Médico sanitarista e professor da Faculdade de Saúde Pública da Universidade de São Paulo (FSP-USP), Gonzalo Vecina Neto analisa em entrevista à RFI o anúncio da vacina russa Sputnik V contra a Covid-19, denuncia o "crime de lesa-humanidade" do governo brasileiro contra as "comunidades quilombolas e indígenas" e traça um painel da evolução da pandemia para os próximos meses no Brasil.

RFI: Qual é a sua opinião sobre o anúncio nesta terça-feira (11) do presidente russo, Vladimir Putin, da vacina "Sputnik V" contra a Covid-19?

Gonzalo Vecina Neto: Um medicamento é utilizado para tratar pessoas doentes. Uma vacina é utilizada em pessoas sãs. Então os cuidados para se aprovar uma vacina são muito mais exigentes do que aqueles para aprovar um medicamento. Um dos cuidados fundamentais é que os dados produzidos sobre investigações têm que ser colocados à disposição da comunidade científica para serem criticados. No caso da vacina da Rússia, nenhum desses cuidados foi tomado. Ela está sub-júdice até que os dados produzidos durante a fase de pesquisa clínica e na fase pré-clínica sejam divulgados e submetidos ao conhecimento científico. Se os russos vão aceitar essa vacina, o problema é deles. Fora da Rússia, muito dificilmente essa vacina será aceita. Nós sabemos qual o risco de se morrer de Covid, mas não sabemos qual o risco de se morrer de uma vacina cujo grau de segurança e eficácia desconhecemos.

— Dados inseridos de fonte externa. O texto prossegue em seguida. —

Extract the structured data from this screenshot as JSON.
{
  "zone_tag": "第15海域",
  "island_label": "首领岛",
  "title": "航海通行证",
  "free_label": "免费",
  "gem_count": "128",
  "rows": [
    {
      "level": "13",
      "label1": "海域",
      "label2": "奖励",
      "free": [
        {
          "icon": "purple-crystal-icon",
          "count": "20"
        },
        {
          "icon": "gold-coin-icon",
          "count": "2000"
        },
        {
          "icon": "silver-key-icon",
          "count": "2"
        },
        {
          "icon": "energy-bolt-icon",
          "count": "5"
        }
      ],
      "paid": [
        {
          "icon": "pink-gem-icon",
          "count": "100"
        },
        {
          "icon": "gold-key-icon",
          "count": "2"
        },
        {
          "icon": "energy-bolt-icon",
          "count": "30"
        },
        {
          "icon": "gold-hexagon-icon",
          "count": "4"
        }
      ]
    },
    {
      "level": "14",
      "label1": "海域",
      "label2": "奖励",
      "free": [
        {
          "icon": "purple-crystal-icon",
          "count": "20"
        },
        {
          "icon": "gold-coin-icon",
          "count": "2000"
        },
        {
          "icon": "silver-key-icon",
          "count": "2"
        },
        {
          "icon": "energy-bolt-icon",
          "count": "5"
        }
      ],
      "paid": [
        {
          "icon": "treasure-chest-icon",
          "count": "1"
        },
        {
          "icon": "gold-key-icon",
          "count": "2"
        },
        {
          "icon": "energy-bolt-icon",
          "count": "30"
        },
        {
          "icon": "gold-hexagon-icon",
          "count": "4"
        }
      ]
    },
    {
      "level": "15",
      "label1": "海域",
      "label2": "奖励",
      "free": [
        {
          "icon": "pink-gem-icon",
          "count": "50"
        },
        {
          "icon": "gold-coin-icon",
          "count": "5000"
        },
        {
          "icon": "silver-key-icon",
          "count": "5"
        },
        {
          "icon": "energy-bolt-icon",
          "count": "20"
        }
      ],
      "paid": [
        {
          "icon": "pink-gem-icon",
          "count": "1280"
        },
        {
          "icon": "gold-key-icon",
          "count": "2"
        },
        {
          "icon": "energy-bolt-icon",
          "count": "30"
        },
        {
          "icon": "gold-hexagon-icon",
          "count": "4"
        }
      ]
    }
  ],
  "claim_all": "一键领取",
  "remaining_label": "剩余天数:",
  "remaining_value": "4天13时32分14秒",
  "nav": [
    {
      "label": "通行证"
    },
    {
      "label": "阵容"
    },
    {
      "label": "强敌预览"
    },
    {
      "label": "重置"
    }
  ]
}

Segurança do ponto de vista da transparência dos protocolos de pesquisa?

No caso de um medicamento, é preciso conhecer quais são os efeitos colaterais que ele produz. Não existe medicamento sem efeitos colaterais. Fui presidente e criador da Anvisa, a agência nacional de vigilância sanitária do Brasil. Uma vacina tem que ser, antes de qualquer coisa, segura. Isso tem que ser demonstrado. Ela não pode ter efeitos colaterais que sejam piores do que os efeitos produzidos pela doença. Nós estamos falando de uma doença, a Covid-19, que tem uma letalidade relativamente baixa. Ela tem um impacto muito grande na sociedade porque tem uma capacidade de transmissibilidade muito grande. Os testes de segurança da vacina russa são desconhecidos. Enquanto não conhecermos os testes de segurança, não dá para assumir a vacina russa.

A imprensa brasileira chegou a mencionar possíveis parcerias do Brasil para fabricar a vacina russa...

Até onde eu sei, a Fundação Oswaldo Cruz não tem nenhum interesse em se comprometer com essa vacina. O Instituto Butantan já divulgou que não vai produzir a vacina russa. Nós temos duas fábricas de vacinas estatais no país, o Butantã e a Fundação Oswaldo Cruz. Não existe outra fábrica com essa capacidade no Brasil. E a iniciativa privada não tem tradição de produzir vacinas aqui. Nenhuma fábrica nacional ou internacional instalada no Brasil tem capacidade de produção de vacina.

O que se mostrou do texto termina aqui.